Seharusnya itu kabar baik.

Dan memang begitu.

Hanya saja, pada saat yang sama, Selly semakin jauh dari jangkauan gue.

Seminggu setelah pemakaman, dia belum kembali ke sekolah.

Saat akhirnya Selly masuk kembali, semuanya terasa berbeda.

Kursi yang biasa ia tempati di perpustakaan tetap kosong.

Begitu bel pulang berbunyi, dia langsung pergi.

Kalau kami berpapasan di koridor, dia masih tersenyum.

Tapi senyum itu hanya singgah sebentar sebelum menghilang lagi.

Chat gue juga jarang dibalas cepat.

Kadang baru dibalas malam hari atau hanya dibaca.

Kalau pun menjawab, biasanya singkat.

Maaf, tadi bantu Ibu.

Maaf, ketiduran.

Maaf, belum sempat buka handphone.

Gue tidak pernah mempermasalahkannya.

Setelah semua yang terjadi, rasanya tidak adil meminta lebih.

Jadi gue memilih diam.

Memberi ruang.

Menunggu.

Meski ternyata menunggu tetap tidak terasa mudah.

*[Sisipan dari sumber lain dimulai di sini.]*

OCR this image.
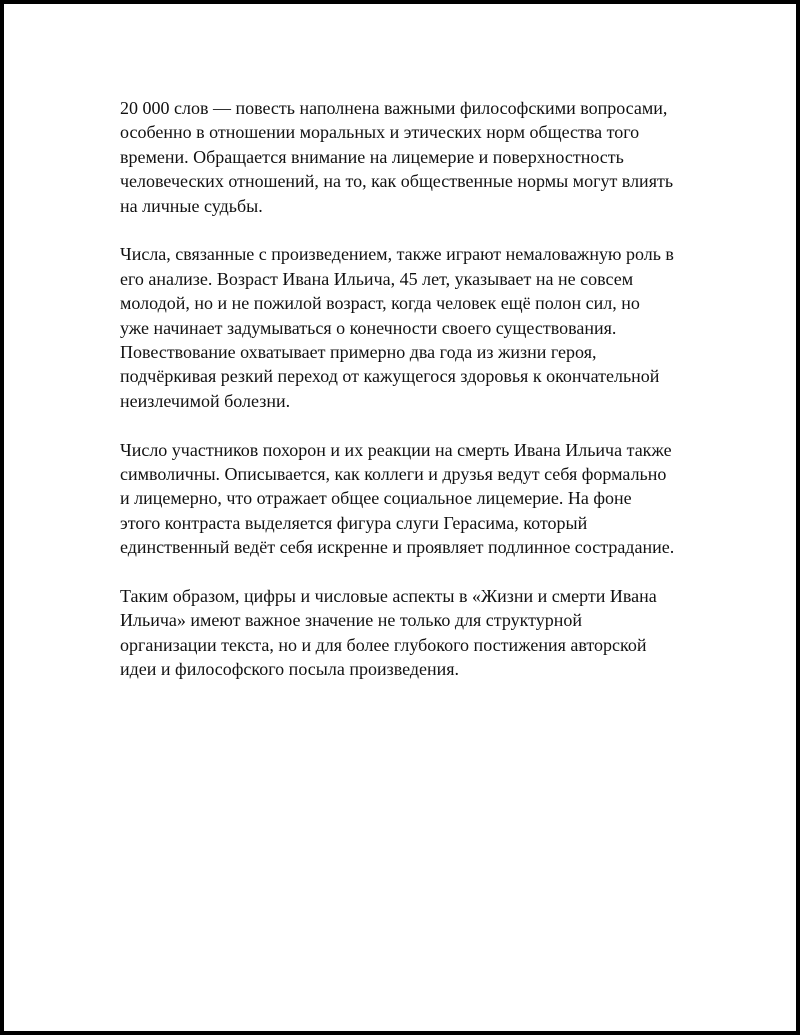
20 000 слов — повесть наполнена важными философскими вопросами,
особенно в отношении моральных и этических норм общества того
времени. Обращается внимание на лицемерие и поверхностность
человеческих отношений, на то, как общественные нормы могут влиять
на личные судьбы.

Числа, связанные с произведением, также играют немаловажную роль в
его анализе. Возраст Ивана Ильича, 45 лет, указывает на не совсем
молодой, но и не пожилой возраст, когда человек ещё полон сил, но
уже начинает задумываться о конечности своего существования.
Повествование охватывает примерно два года из жизни героя,
подчёркивая резкий переход от кажущегося здоровья к окончательной
неизлечимой болезни.

Число участников похорон и их реакции на смерть Ивана Ильича также
символичны. Описывается, как коллеги и друзья ведут себя формально
и лицемерно, что отражает общее социальное лицемерие. На фоне
этого контраста выделяется фигура слуги Герасима, который
единственный ведёт себя искренне и проявляет подлинное сострадание.

Таким образом, цифры и числовые аспекты в «Жизни и смерти Ивана
Ильича» имеют важное значение не только для структурной
организации текста, но и для более глубокого постижения авторской
идеи и философского посыла произведения.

Di sekolah, gue masih sering melihatnya.

Di lorong maupun di depan perpustakaan.

Dia masih membawa buku ke mana-mana. Masih merapikan rambutnya ke belakang telinga saat sedang berpikir.

Tapi ada bagian dari dirinya yang tidak kembali setelah malam di rumah sakit itu.

Dan gue tidak tahu apakah bagian itu akan kembali suatu hari nanti.

Sore itu, saat pulang sekolah, gue melihat Selly berdiri di dekat gerbang.

Ibunya datang menjemput.

Mereka berbicara sebentar sebelum berjalan keluar gerbang.

Di tengah langkahnya, Selly sempat menoleh.